Decrypted, this meant that the speaker had seen, or hadn’t seen and was lying about, a ’57 Mercury with modifications that would cause the motor to make loud noises and then probably explode. We didn’t have the money to build genuinely fast cars. But we could dream.
The terminology wasn’t without meaning, and embodied the male passion for controllable complexity. For example, “phone-flow” meant that the car in question had four gears, mediated by a shifter on the floor boards, as distinct from threena-tree (three on the tree), signifying three gears with the lever on the steering column. Phone-flow was better, especially a narrow-gate short-throw Hurst, especially for power shifting, udden udden, blap! sceech?.
Just as knights recognized each other by colorful hooha on their shields, so we knew each other by our cars. It was talismanic and tribal. Our moms wouldn’t have noticed if they had passed a flying fire truck, but we, in that instant of passing on a winding night road, instantly recognized each other–Charles with the fitty-sedden Chev 283, Butch in the fitty-three Ford with the bad lifters, Floyd in the unspeakably glorious ’63 Ford 396 Police Interceptor. (He had graduated, and was making big money in a gas station.)

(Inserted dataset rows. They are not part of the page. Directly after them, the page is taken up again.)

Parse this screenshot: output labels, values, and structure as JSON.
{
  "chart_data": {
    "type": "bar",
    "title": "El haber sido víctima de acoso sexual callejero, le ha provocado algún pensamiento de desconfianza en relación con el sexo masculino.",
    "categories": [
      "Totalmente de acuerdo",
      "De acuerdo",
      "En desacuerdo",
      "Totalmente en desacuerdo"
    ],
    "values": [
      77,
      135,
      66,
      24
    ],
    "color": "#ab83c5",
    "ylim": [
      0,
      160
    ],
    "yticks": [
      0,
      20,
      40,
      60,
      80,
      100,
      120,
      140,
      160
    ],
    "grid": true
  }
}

Most of us labored under the delusion that we were racing drivers. I remember having the curious idea that 75 miles an hour was a reasonable driving speed for all occasions. (I know, I know. Teenage boys are dumber than mud walls. If you had taken the aggregate brains of all the boys in King George County, and put them in a garden slug, that slug would have been under-powered.) Reflexes, God, and low traffic kept us alive.
Thing is, hormones don’t take no for an answer. One night I was out driving, just driving, putting gas through the engine, feeling that wild male rush to do something stupid and defiant. In a reasonable age, fellows of fifteen would have been dismembering brontosauruses, or banging on each other with funny-looking axes, or putting cities to the sword. Guy stuff. My family didn’t have much money. I couldn’t afford a sword, or a brontosaurus.
So I started fantasizing that I was Stirling Moss, then a Formula One racing champion. This was late one night on Indian Town Road, a narrow lane shaped like a convulsing python.
The wind poured through the windows like a current of water. Frogs creaked in the swamp and bugs keened in the trees. It’s tough being a bug: You screech in a tree all night, trying to get laid, and then freeze to death. It’s kind of how teenagers look at life. I came toward a tight downhill unbanked S-turn that would have frightened an Alpine goat. I remember thinking, “Only Stirling and I can take this turn at seventy.”
I had overestimated by one.
I remember lying on my back, miraculously unhurt, looking up at the gas pedal. The Pluke Bucket was neatly on her top in the ditch.
Being a practiced teenager, I began rehearsing how to explain it to my father. Space aliens put grease on the turn? Bandits stole the Bucket and rolled her while I pursued on foot? Gravitational anomaly?
Somehow, a week later, I was back on the roads, still dreaming of hot cams and log manifolds, of the smell of gasoline and brake fluid and supercharged big-bores screaming toward high revs, and the quick, sharp speed shift that I couldn’t actually do but craved as a protest against the unsatisfactory nature of existence.
It was meaning. I still haven’t done better.